PACKED : Est-il toujours facile de trouver des pièces ?
Jean Herben : Pour les pièces détachées, ASWO est indispensable. Avant les pièces devaient être disponibles 10 ans après la fin de fabrication et de vente d'un produit. Puis, ce délai est tombé à 8 ans, puis 7 ans. Construire de nouveaux équipements coûte aujourd'hui moins cher que de payer un technicien de maintenance. Les premiers téléviseurs couleurs Philips étaient vendus pendant trois ans. Aujourd'hui, chaque année, trois modèles différents arrivent sur le marché. Faire changer les têtes revient plus cher qu'acheter un magnétoscope neuf. La difficulté est d'avoir un service rentable.
Ceci dit, avec les appareils de grande marque, trouver des pièces détachées n’est pas vraiment un problème. Panasonic, à une époque, faisait même des kits avec plusieurs pièces, comme les courroies et certains engrenages. Je pense que Sony doit encore posséder des pièces pour des lecteurs Betamax. Les équipements de marques Multitech, Protech, etc., ont en moyenne un rebut prévu de 20 %, ce qui veut dire que sur 50 appareils vendus, 10 tomberont en pannes. Ils ont alors 10 appareils dans lesquels ils vont puiser des pièces de rechange, puis quand il n'y a plus de pièces, les appareils ne sont plus dépannés.
PACKED : Faut-il faire des stocks de composants électroniques ?
Jean Herben : Oui et non. Personnellement, j'ai déjà jeté des stocks de condensateurs, parce qu'à trop long terme ils vieillissent même s'ils ne sont pas utilisés.

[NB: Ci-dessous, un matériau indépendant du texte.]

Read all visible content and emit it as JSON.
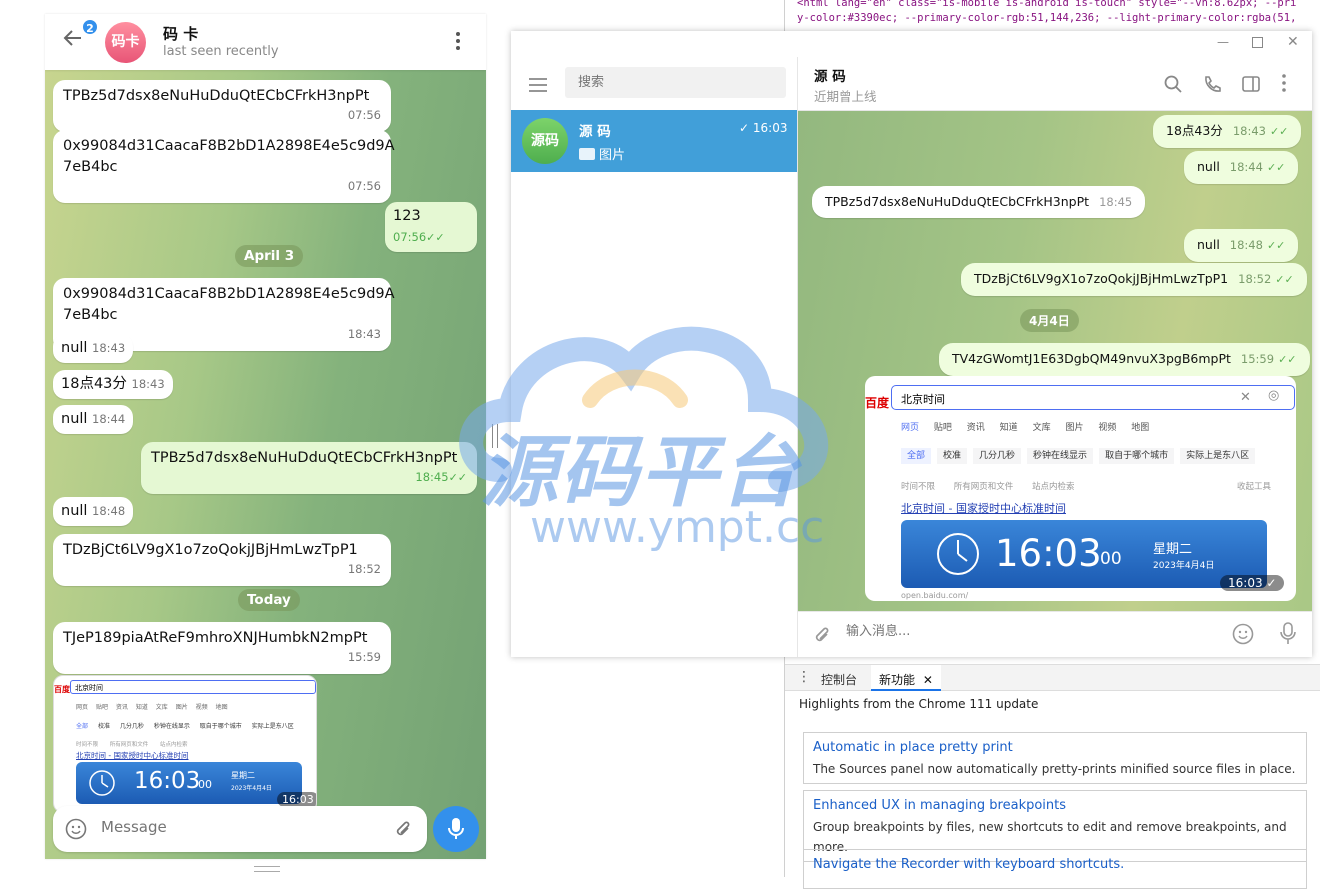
{
  "left_app": {
    "header": {
      "back_badge": "2",
      "avatar_text": "码卡",
      "title": "码 卡",
      "status": "last seen recently"
    },
    "messages": [
      {
        "text": "TPBz5d7dsx8eNuHuDduQtECbCFrkH3npPt",
        "time": "07:56"
      },
      {
        "text": "0x99084d31CaacaF8B2bD1A2898E4e5c9d9A",
        "text2": "7eB4bc",
        "time": "07:56"
      },
      {
        "text": "123",
        "time": "07:56"
      },
      {
        "text": "0x99084d31CaacaF8B2bD1A2898E4e5c9d9A",
        "text2": "7eB4bc",
        "time": "18:43"
      },
      {
        "text": "null",
        "time": "18:43"
      },
      {
        "text": "18点43分",
        "time": "18:43"
      },
      {
        "text": "null",
        "time": "18:44"
      },
      {
        "text": "TPBz5d7dsx8eNuHuDduQtECbCFrkH3npPt",
        "time": "18:45"
      },
      {
        "text": "null",
        "time": "18:48"
      },
      {
        "text": "TDzBjCt6LV9gX1o7zoQokjJBjHmLwzTpP1",
        "time": "18:52"
      },
      {
        "text": "TJeP189piaAtReF9mhroXNJHumbkN2mpPt",
        "time": "15:59"
      }
    ],
    "dates": [
      "April 3",
      "Today"
    ],
    "image_time": "16:03",
    "compose_placeholder": "Message"
  },
  "screenshot_mock": {
    "search_text": "北京时间",
    "tabs": [
      "网页",
      "贴吧",
      "资讯",
      "知道",
      "文库",
      "图片",
      "视频",
      "地图"
    ],
    "chips": [
      "全部",
      "校准",
      "几分几秒",
      "秒钟在线显示",
      "取自于哪个城市",
      "实际上是东八区"
    ],
    "filters": [
      "时间不限",
      "所有网页和文件",
      "站点内检索"
    ],
    "tools": "收起工具",
    "result_title": "北京时间 - 国家授时中心标准时间",
    "clock_time": "16:03",
    "clock_sec": "00",
    "weekday": "星期二",
    "date": "2023年4月4日",
    "url": "open.baidu.com/",
    "logo": "百度"
  },
  "mid_app": {
    "search_placeholder": "搜索",
    "chat_item": {
      "avatar": "源码",
      "name": "源 码",
      "time": "16:03",
      "preview": "图片"
    },
    "header": {
      "name": "源 码",
      "status": "近期曾上线"
    },
    "messages": [
      {
        "text": "18点43分",
        "time": "18:43",
        "dir": "out"
      },
      {
        "text": "null",
        "time": "18:44",
        "dir": "out"
      },
      {
        "text": "TPBz5d7dsx8eNuHuDduQtECbCFrkH3npPt",
        "time": "18:45",
        "dir": "in"
      },
      {
        "text": "null",
        "time": "18:48",
        "dir": "out"
      },
      {
        "text": "TDzBjCt6LV9gX1o7zoQokjJBjHmLwzTpP1",
        "time": "18:52",
        "dir": "out"
      },
      {
        "text": "TV4zGWomtJ1E63DgbQM49nvuX3pgB6mpPt",
        "time": "15:59",
        "dir": "out"
      }
    ],
    "date_pill": "4月4日",
    "image_time": "16:03",
    "compose_placeholder": "输入消息..."
  },
  "devtools": {
    "code_line1": "<html lang=\"en\" class=\"is-mobile is-android is-touch\" style=\"--vh:8.62px; --pri",
    "code_line2": "y-color:#3390ec; --primary-color-rgb:51,144,236; --light-primary-color:rgba(51,",
    "tabs": [
      "控制台",
      "新功能"
    ],
    "highlights": "Highlights from the Chrome 111 update",
    "cards": [
      {
        "title": "Automatic in place pretty print",
        "desc": "The Sources panel now automatically pretty-prints minified source files in place."
      },
      {
        "title": "Enhanced UX in managing breakpoints",
        "desc": "Group breakpoints by files, new shortcuts to edit and remove breakpoints, and more."
      },
      {
        "title": "Navigate the Recorder with keyboard shortcuts.",
        "desc": ""
      }
    ]
  },
  "watermark": {
    "title": "源码平台",
    "url": "www.ympt.cc"
  },
  "colors": {
    "accent": "#3390ec",
    "selected": "#419fd9",
    "out_bubble": "#e5f8d3",
    "check": "#4fae4e"
  }
}
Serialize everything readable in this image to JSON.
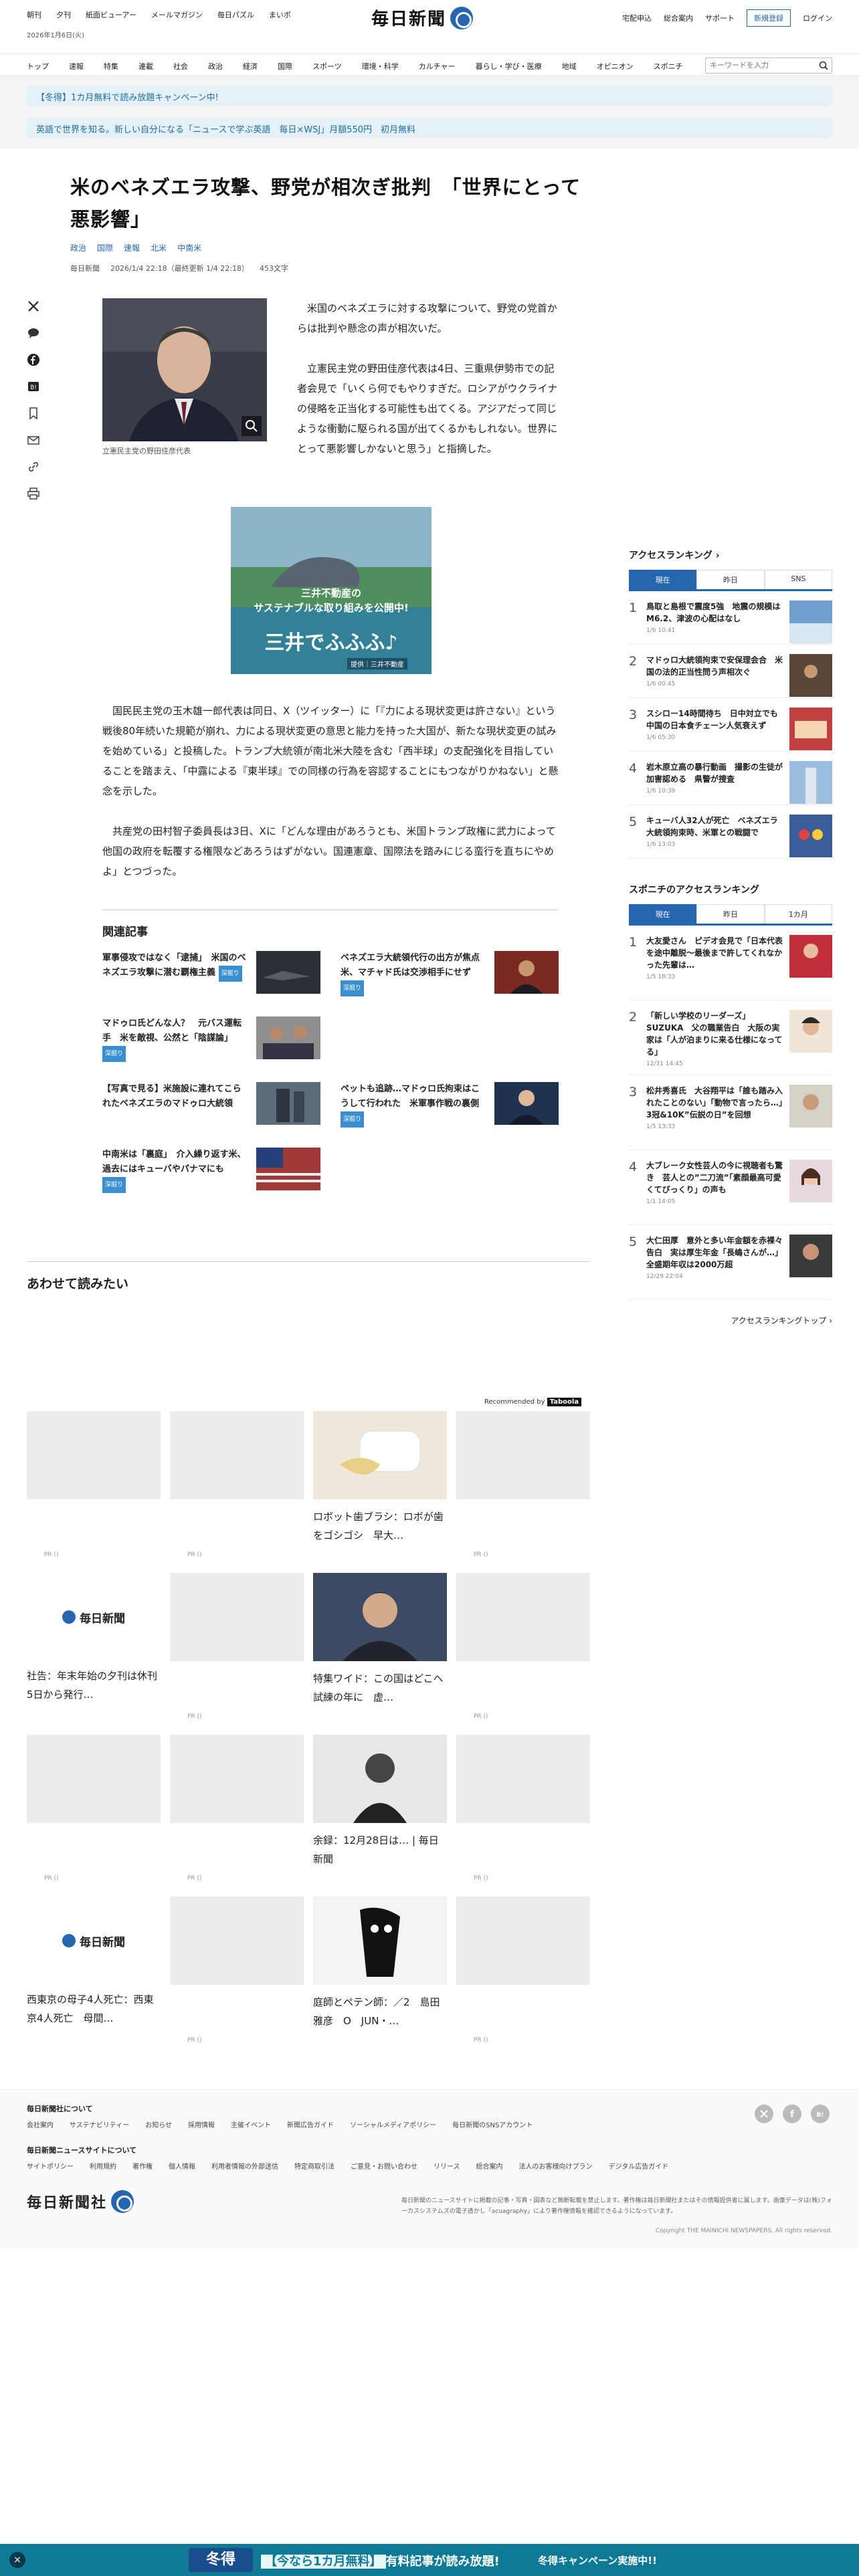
{
  "util": {
    "links": [
      "朝刊",
      "夕刊",
      "紙面ビューアー",
      "メールマガジン",
      "毎日パズル",
      "まいポ"
    ],
    "date": "2026年1月6日(火)",
    "logo": "毎日新聞",
    "right_links": [
      "宅配申込",
      "総合案内",
      "サポート"
    ],
    "register": "新規登録",
    "login": "ログイン"
  },
  "nav": {
    "items": [
      "トップ",
      "速報",
      "特集",
      "連載",
      "社会",
      "政治",
      "経済",
      "国際",
      "スポーツ",
      "環境・科学",
      "カルチャー",
      "暮らし・学び・医療",
      "地域",
      "オピニオン",
      "スポニチ"
    ],
    "search_placeholder": "キーワードを入力"
  },
  "promo": {
    "line1": "【冬得】1カ月無料で読み放題キャンペーン中!",
    "line2": "英語で世界を知る。新しい自分になる「ニュースで学ぶ英語　毎日×WSJ」月額550円　初月無料"
  },
  "article": {
    "headline": "米のベネズエラ攻撃、野党が相次ぎ批判　「世界にとって悪影響」",
    "tags": [
      "政治",
      "国際",
      "速報",
      "北米",
      "中南米"
    ],
    "source": "毎日新聞",
    "published": "2026/1/4 22:18（最終更新 1/4 22:18）",
    "chars": "453文字",
    "photo_caption": "立憲民主党の野田佳彦代表",
    "lead_paragraphs": [
      "米国のベネズエラに対する攻撃について、野党の党首からは批判や懸念の声が相次いだ。",
      "立憲民主党の野田佳彦代表は4日、三重県伊勢市での記者会見で「いくら何でもやりすぎだ。ロシアがウクライナの侵略を正当化する可能性も出てくる。アジアだって同じような衝動に駆られる国が出てくるかもしれない。世界にとって悪影響しかないと思う」と指摘した。"
    ],
    "body_paragraphs": [
      "国民民主党の玉木雄一郎代表は同日、X（ツイッター）に「『力による現状変更は許さない』という戦後80年続いた規範が崩れ、力による現状変更の意思と能力を持った大国が、新たな現状変更の試みを始めている」と投稿した。トランプ大統領が南北米大陸を含む「西半球」の支配強化を目指していることを踏まえ、「中露による『東半球』での同様の行為を容認することにもつながりかねない」と懸念を示した。",
      "共産党の田村智子委員長は3日、Xに「どんな理由があろうとも、米国トランプ政権に武力によって他国の政府を転覆する権限などあろうはずがない。国連憲章、国際法を踏みにじる蛮行を直ちにやめよ」とつづった。"
    ]
  },
  "ad": {
    "line1": "三井不動産の",
    "line2": "サステナブルな取り組みを公開中!",
    "brand": "三井でふふふ♪",
    "sponsor": "提供｜三井不動産"
  },
  "related": {
    "title": "関連記事",
    "items": [
      {
        "text": "軍事侵攻ではなく「逮捕」　米国のベネズエラ攻撃に潜む覇権主義",
        "badge": "深掘り"
      },
      {
        "text": "ベネズエラ大統領代行の出方が焦点　米、マチャド氏は交渉相手にせず",
        "badge": "深掘り"
      },
      {
        "text": "マドゥロ氏どんな人？　元バス運転手　米を敵視、公然と「陰謀論」",
        "badge": "深掘り"
      },
      {
        "text": "",
        "badge": ""
      },
      {
        "text": "【写真で見る】米施設に連れてこられたベネズエラのマドゥロ大統領",
        "badge": ""
      },
      {
        "text": "ペットも追跡…マドゥロ氏拘束はこうして行われた　米軍事作戦の裏側",
        "badge": "深掘り"
      },
      {
        "text": "中南米は「裏庭」　介入繰り返す米、過去にはキューバやパナマにも",
        "badge": "深掘り"
      }
    ]
  },
  "awase": {
    "title": "あわせて読みたい",
    "recommended_by": "Recommended by",
    "taboola": "Taboola"
  },
  "reco": {
    "pr": "PR ()",
    "cells": [
      {
        "label": ""
      },
      {
        "label": ""
      },
      {
        "label": "ロボット歯ブラシ：ロボが歯をゴシゴシ　早大…"
      },
      {
        "label": ""
      },
      {
        "label": "社告：年末年始の夕刊は休刊　5日から発行…"
      },
      {
        "label": ""
      },
      {
        "label": "特集ワイド：この国はどこへ　試練の年に　虚…"
      },
      {
        "label": ""
      },
      {
        "label": ""
      },
      {
        "label": ""
      },
      {
        "label": "余録：12月28日は… | 毎日新聞"
      },
      {
        "label": ""
      },
      {
        "label": "西東京の母子4人死亡：西東京4人死亡　母間…"
      },
      {
        "label": ""
      },
      {
        "label": "庭師とペテン師：／2　島田雅彦　O　JUN・…"
      },
      {
        "label": ""
      }
    ]
  },
  "ranking": {
    "title": "アクセスランキング",
    "tabs": [
      "現在",
      "昨日",
      "SNS"
    ],
    "items": [
      {
        "text": "鳥取と島根で震度5強　地震の規模はM6.2、津波の心配はなし",
        "time": "1/6 10:41"
      },
      {
        "text": "マドゥロ大統領拘束で安保理会合　米国の法的正当性問う声相次ぐ",
        "time": "1/6 00:45"
      },
      {
        "text": "スシロー14時間待ち　日中対立でも中国の日本食チェーン人気衰えず",
        "time": "1/6 05:30"
      },
      {
        "text": "岩木原立高の暴行動画　撮影の生徒が加害認める　県警が捜査",
        "time": "1/6 10:39"
      },
      {
        "text": "キューバ人32人が死亡　ベネズエラ大統領拘束時、米軍との戦闘で",
        "time": "1/6 13:03"
      }
    ],
    "sponichi_title": "スポニチのアクセスランキング",
    "sponichi_tabs": [
      "現在",
      "昨日",
      "1カ月"
    ],
    "sponichi_items": [
      {
        "text": "大友愛さん　ピデオ会見で「日本代表を途中離脱～最後まで許してくれなかった先輩は…",
        "time": "1/5 18:33"
      },
      {
        "text": "「新しい学校のリーダーズ」SUZUKA　父の職業告白　大阪の実家は「人が泊まりに来る仕様になってる」",
        "time": "12/31 14:45"
      },
      {
        "text": "松井秀喜氏　大谷翔平は「誰も踏み入れたことのない」「動物で言ったら…」3冠&10K”伝説の日”を回想",
        "time": "1/5 13:33"
      },
      {
        "text": "大ブレーク女性芸人の今に視聴者も驚き　芸人との”二刀流”「素顔最高可愛くてびっくり」の声も",
        "time": "1/1 14:05"
      },
      {
        "text": "大仁田厚　意外と多い年金額を赤裸々告白　実は厚生年金「長嶋さんが…」全盛期年収は2000万超",
        "time": "12/29 22:04"
      }
    ],
    "more": "アクセスランキングトップ"
  },
  "footer": {
    "about_title": "毎日新聞社について",
    "about_links": [
      "会社案内",
      "サステナビリティー",
      "お知らせ",
      "採用情報",
      "主催イベント",
      "新聞広告ガイド",
      "ソーシャルメディアポリシー",
      "毎日新聞のSNSアカウント"
    ],
    "site_title": "毎日新聞ニュースサイトについて",
    "site_links": [
      "サイトポリシー",
      "利用規約",
      "著作権",
      "個人情報",
      "利用者情報の外部送信",
      "特定商取引法",
      "ご意見・お問い合わせ",
      "リリース",
      "総合案内",
      "法人のお客様向けプラン",
      "デジタル広告ガイド"
    ],
    "logo": "毎日新聞社",
    "note": "毎日新聞のニュースサイトに掲載の記事・写真・図表など無断転載を禁止します。著作権は毎日新聞社またはその情報提供者に属します。画像データは(株)フォーカスシステムズの電子透かし「acuagraphy」により著作権情報を確認できるようになっています。",
    "copyright": "Copyright THE MAINICHI NEWSPAPERS. All rights reserved."
  },
  "bottom_banner": {
    "close": "×",
    "tag": "冬得",
    "main_highlight": "【今なら1カ月無料】",
    "main": "有料記事が読み放題!",
    "sub": "冬得キャンペーン実施中!!"
  }
}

Par exemple, tous les appareils utilisent des condensateurs dits 105°C22. Ce type de condensateurs vieillit très mal, et neuf fois sur dix ils sont à l'origine d'une panne. L'avantage d'avoir un stock, est la disponibilité immédiate des composants, mais ils vieilliront également en situation de stockage.
PACKED : Vous avez beaucoup travaillé avec les téléviseurs, quelle précaution faut-il prendre pour les conserver en état de fonctionnement le plus longtemps possible ?
Jean Herben : Pour les téléviseurs et moniteurs, je pense que la chose la plus importante est de ne jamais les éteindre mais de les laisser en « mode stand-by »23. Ainsi, il y a beaucoup moins de pannes car le moniteur conserve une chaleur constante. L’argument écologique est ridicule car premièrement, cela consomme très peu d'énergie et deuxièmement parce que d'un point de vue écologique, il vaut mieux avoir un téléviseur en « stand by » qu'un téléviseur déclassé parce qu'il est en panne.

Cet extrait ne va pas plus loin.